We have been talking about it for at least the last two years but it is a story that never seems to disappear. The weak job market and lagging behind it is our weak economy. The unemployment rate is still unacceptably high and, even though it may not be as publicly reported anymore, companies still continue to slash jobs from their employment numbers. All of these are facts, but what about the effect all of this has on our health?
This doesn’t necessarily just mean the added stress and strain placed on the body from job loss, job searches, taking a second job or increasing the amount of hours worked to make up for decreased compensation. These are all factors that certainly degrade the body’s health, but what about the degradation of health due to lack of health insurance and routine check-ups that are absolutely essential to our health? This, on top of the stress we already face in today’s market, could be taking a very large toll on our bodies.

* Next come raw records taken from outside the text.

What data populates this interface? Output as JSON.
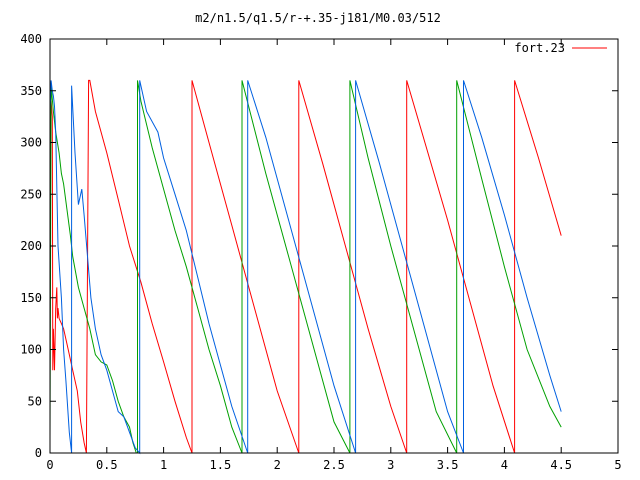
{
  "chart_data": {
    "type": "line",
    "title": "m2/n1.5/q1.5/r-+.35-j181/M0.03/512",
    "xlabel": "",
    "ylabel": "",
    "xlim": [
      0,
      5
    ],
    "ylim": [
      0,
      400
    ],
    "x_ticks": [
      0,
      0.5,
      1,
      1.5,
      2,
      2.5,
      3,
      3.5,
      4,
      4.5,
      5
    ],
    "x_tick_labels": [
      "0",
      "0.5",
      "1",
      "1.5",
      "2",
      "2.5",
      "3",
      "3.5",
      "4",
      "4.5",
      "5"
    ],
    "y_ticks": [
      0,
      50,
      100,
      150,
      200,
      250,
      300,
      350,
      400
    ],
    "y_tick_labels": [
      "0",
      "50",
      "100",
      "150",
      "200",
      "250",
      "300",
      "350",
      "400"
    ],
    "grid": false,
    "legend": "top-right",
    "series": [
      {
        "name": "fort.23",
        "color": "#ff0000",
        "x": [
          0,
          0.01,
          0.02,
          0.025,
          0.03,
          0.035,
          0.04,
          0.05,
          0.06,
          0.065,
          0.07,
          0.08,
          0.1,
          0.12,
          0.14,
          0.16,
          0.2,
          0.24,
          0.27,
          0.3,
          0.32,
          0.34,
          0.35,
          0.35,
          0.4,
          0.5,
          0.6,
          0.7,
          0.8,
          0.9,
          1.0,
          1.1,
          1.2,
          1.25,
          1.25,
          1.4,
          1.6,
          1.8,
          2.0,
          2.19,
          2.19,
          2.4,
          2.6,
          2.8,
          3.0,
          3.14,
          3.14,
          3.3,
          3.5,
          3.7,
          3.9,
          4.09,
          4.09,
          4.3,
          4.5
        ],
        "y": [
          330,
          340,
          325,
          80,
          120,
          100,
          80,
          140,
          160,
          130,
          140,
          130,
          125,
          120,
          110,
          100,
          80,
          60,
          30,
          10,
          0,
          360,
          360,
          360,
          330,
          290,
          245,
          200,
          165,
          125,
          88,
          50,
          15,
          0,
          360,
          300,
          220,
          140,
          60,
          0,
          360,
          280,
          200,
          120,
          45,
          0,
          360,
          300,
          225,
          145,
          65,
          0,
          360,
          285,
          210
        ]
      },
      {
        "name": "",
        "color": "#00a000",
        "x": [
          0,
          0.01,
          0.03,
          0.05,
          0.08,
          0.1,
          0.12,
          0.15,
          0.18,
          0.2,
          0.25,
          0.3,
          0.35,
          0.4,
          0.45,
          0.5,
          0.55,
          0.6,
          0.65,
          0.7,
          0.73,
          0.76,
          0.77,
          0.77,
          0.8,
          0.9,
          1.0,
          1.1,
          1.2,
          1.3,
          1.4,
          1.5,
          1.6,
          1.69,
          1.69,
          1.9,
          2.1,
          2.3,
          2.5,
          2.64,
          2.64,
          2.8,
          3.0,
          3.2,
          3.4,
          3.58,
          3.58,
          3.8,
          4.0,
          4.2,
          4.4,
          4.5
        ],
        "y": [
          15,
          355,
          330,
          310,
          290,
          270,
          260,
          235,
          210,
          190,
          160,
          140,
          120,
          95,
          88,
          85,
          70,
          50,
          35,
          25,
          10,
          0,
          0,
          360,
          340,
          295,
          255,
          215,
          180,
          140,
          100,
          65,
          25,
          0,
          360,
          270,
          190,
          110,
          30,
          0,
          360,
          285,
          200,
          120,
          40,
          0,
          360,
          265,
          180,
          100,
          45,
          25
        ]
      },
      {
        "name": "",
        "color": "#0060e0",
        "x": [
          0,
          0.01,
          0.02,
          0.03,
          0.04,
          0.05,
          0.07,
          0.1,
          0.12,
          0.14,
          0.17,
          0.19,
          0.19,
          0.22,
          0.25,
          0.28,
          0.3,
          0.33,
          0.36,
          0.4,
          0.45,
          0.5,
          0.6,
          0.65,
          0.7,
          0.75,
          0.79,
          0.79,
          0.85,
          0.95,
          1.0,
          1.1,
          1.2,
          1.3,
          1.4,
          1.5,
          1.6,
          1.74,
          1.74,
          1.9,
          2.1,
          2.3,
          2.5,
          2.69,
          2.69,
          2.9,
          3.1,
          3.3,
          3.5,
          3.64,
          3.64,
          3.8,
          4.0,
          4.2,
          4.4,
          4.5
        ],
        "y": [
          330,
          360,
          350,
          345,
          335,
          310,
          200,
          150,
          100,
          70,
          20,
          0,
          355,
          290,
          240,
          255,
          230,
          190,
          150,
          120,
          95,
          80,
          40,
          35,
          20,
          5,
          0,
          360,
          330,
          310,
          285,
          250,
          215,
          170,
          125,
          85,
          45,
          0,
          360,
          305,
          225,
          145,
          65,
          0,
          360,
          280,
          200,
          120,
          40,
          0,
          360,
          305,
          230,
          150,
          75,
          40
        ]
      }
    ]
  }
}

It’s not very difficult to understand or see the pattern that is taking place today. The majority of Americans that have health insurance receive it under a plan provided by their employer. If they lose their job due to downsizing or any other reasons, then they are no longer covered by their employer’s health insurance plan. That forces them to either wait until they find another job and another plan, which could take months and even a year, or find their own health insurance independently. This is sometimes not even an option since gaining health insurance independently can be very expensive and if you are out of work, how are you to pay for this added expense?
This isn’t just speculation, the statistics are there to back it up. Last year, the percentage of people with health benefits through their employer was at 44.6 percent. That was down from the previous year in 2011 where 45.8 percent of people had workplace benefits. This decline isn’t new. In fact, this number has been steadily declining since 2008, showing a direct relation to the weak job market. More specifically, the decline in the numbers is likely due to employers either not offering health insurance to their employees anymore because they can’t afford it or employees opting out of the coverage because they themselves can’t afford it.
As a whole, the total number of uninsured Americans last month rose to 17.1 percent, up from 16.8 percent in 2010. Without a positive shift in the job market and economy, these numbers are likely to rise. Without adequate health care and upkeep of our bodies, the need for more healthcare may rise and the overall health of our country may decline.